Na visão dos autores do projeto, a segurança jurídica é para o gestor público, é para o prefeito, para o servidor que tem um cargo em que vai ter que assinar algum contrato. No nosso ver, a segurança jurídica não é só isso, ela está no atendimento ao interesse público, na observância do princípio da legalidade, da impessoalidade, e são todos esses princípios que o projeto de lei enfraquece. Ele não traz segurança jurídica nenhuma, ao contrário, só a enfraquece ao fazer uma alteração desse tamanho.
Seria possível então aumentar a segurança para os gestores de outra maneira?

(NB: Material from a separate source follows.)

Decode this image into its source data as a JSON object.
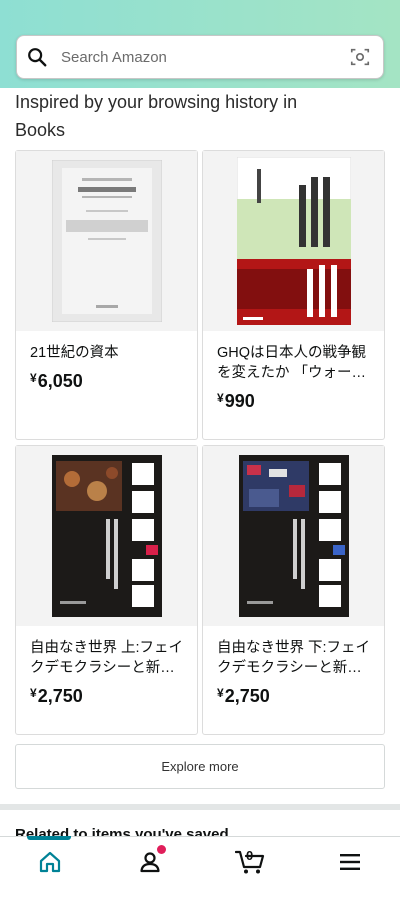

Sim, por meio da educação, diretamente. No sentido de dar mais informações aos gestores, de treinamento de prefeitos e gestores, para que eles conheçam melhor a lei, entendam melhor a legislação. Eu entendo a reclamação de muitos gestores de que a lei é muito complicada, mas não é afrouxando os mecanismos de controle que se vai resolver a situação. Os gestores precisam se cercar de pessoas que possam orientá-los, estudar as leis, se informar. A lei pode até pretender dar segurança para o gestor bem intencionado, mas vai facilitar atos ilícitos do gestor mal intencionado, que depois, vai poder justificar, como está no projeto de lei, que tinha um parecer de um algum jurista, ou que foi orientado por um advogado, ou que tinha uma jurisprudência da década de 1990. Ao não ter que se pautar mais pela Constituição, o gestor poderá invocar argumentos desse tipo e dar uma desculpa. O projeto de lei dá uma liberdade enorme para o gestor e dificulta gigantescamente o controle. Nessa medida, gera uma insegurança jurídica muito acentuada.
Como a lei beneficiará políticos acusados de improbidade administrativa?
Por esses motivos, justamente. O gestor tem que se pautar por determinadas regras e princípios. O bem intencionado poderá se pautar por essas regras, mas o mal intencionado também poderá se pautar por alguma jurisprudência, pela opinião de um advogado. A pretexto de dar segurança jurídica para o gestor honesto, vai beneficiar o gestor desonesto. Os gestores reclamam que, na hora dos órgãos de controle fiscalizarem, é preciso levar em conta os recursos que eles, gestores públicos, possuíam na época para tomar aquela decisão. Mas tudo isso já é feito hoje, tanto no direito administrativo, quanto em casos de improbidade, são as chamadas atenuantes, que avaliam em um processo as condições para a tomada de decisão na época. Um mesmo ato cometido em duas situações diferentes pode ter avaliações completamente diferentes considerando justamente essas atenuantes. Não é necessário fazer uma alteração nessa proporção para garantir isso. O projeto vai dificultar a atuação dos órgãos de controle, das instâncias jurídicas, dos juízes que terão que julgar os processos.